Parlez-nous de vous ?
Je suis une personne positive, calme et loyale. Quand vous m’avez, vous m’avez pour la vie. Je suis née et j’ai grandi à Utrecht dans une famille avec deux frères, une sœur, maman et papa. Je suis une « progéniture » classique, car mon plus jeune frère a onze ans de plus que moi. J’ai été élevée dans un foyer familial chaleureux. Élevée par des parents qui avaient pour devise : « Sois gentil avec les autres, reste humble et travaille dur ». En particulier, ma mère m’a appris à être autonome et à compter sur moi-même, aussi bien financièrement.

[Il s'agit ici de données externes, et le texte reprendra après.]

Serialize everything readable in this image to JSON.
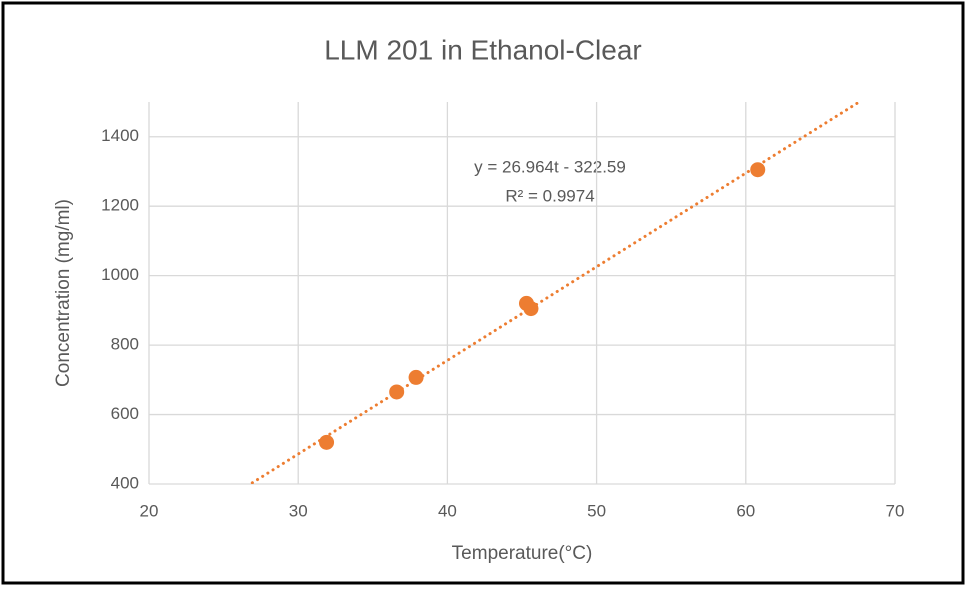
{
  "chart_data": {
    "type": "scatter",
    "title": "LLM 201 in Ethanol-Clear",
    "x_label": "Temperature(°C)",
    "y_label": "Concentration (mg/ml)",
    "series": [
      {
        "name": "LLM 201",
        "color": "#ed7d31",
        "x": [
          31.9,
          36.6,
          37.9,
          45.3,
          45.6,
          60.8
        ],
        "values": [
          520,
          665,
          707,
          920,
          905,
          1305
        ]
      }
    ],
    "trendline": {
      "slope": 26.964,
      "intercept": -322.59,
      "color": "#ed7d31"
    },
    "annotations": [
      "y = 26.964t - 322.59",
      "R² = 0.9974"
    ],
    "xlim": [
      20,
      70
    ],
    "xticks": [
      20,
      30,
      40,
      50,
      60,
      70
    ],
    "ylim": [
      400,
      1500
    ],
    "yticks": [
      400,
      600,
      800,
      1000,
      1200,
      1400
    ],
    "grid": true
  }
}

Dans cette optique, mes parents m’ont conseillé de choisir une formation stable, et non - comme je le souhaitais désespérément - une formation créative. J’avais demandé une école de stylisme de mode ; mes parents pensaient qu’un cours d’assistante de direction à Schoevers serait mieux. Nous plaisantons encore en disant que j’ai passé un test à l’école pour aider à choisir un métier ; le résultat était DJ ou organisatrice de mariages ! Je pense que c’était parce qu’en général, je suis une personne qui cherche à plaire. J’aime voir les autres heureux. J’adore créer une atmosphère agréable et élégante. Je suis une personne qui résout les problèmes, et j’aime contribuer à la belle journée des autres.
Nous avons parlé de votre décision d’arrêter de travailler. Pouvez-vous nous en dire plus ?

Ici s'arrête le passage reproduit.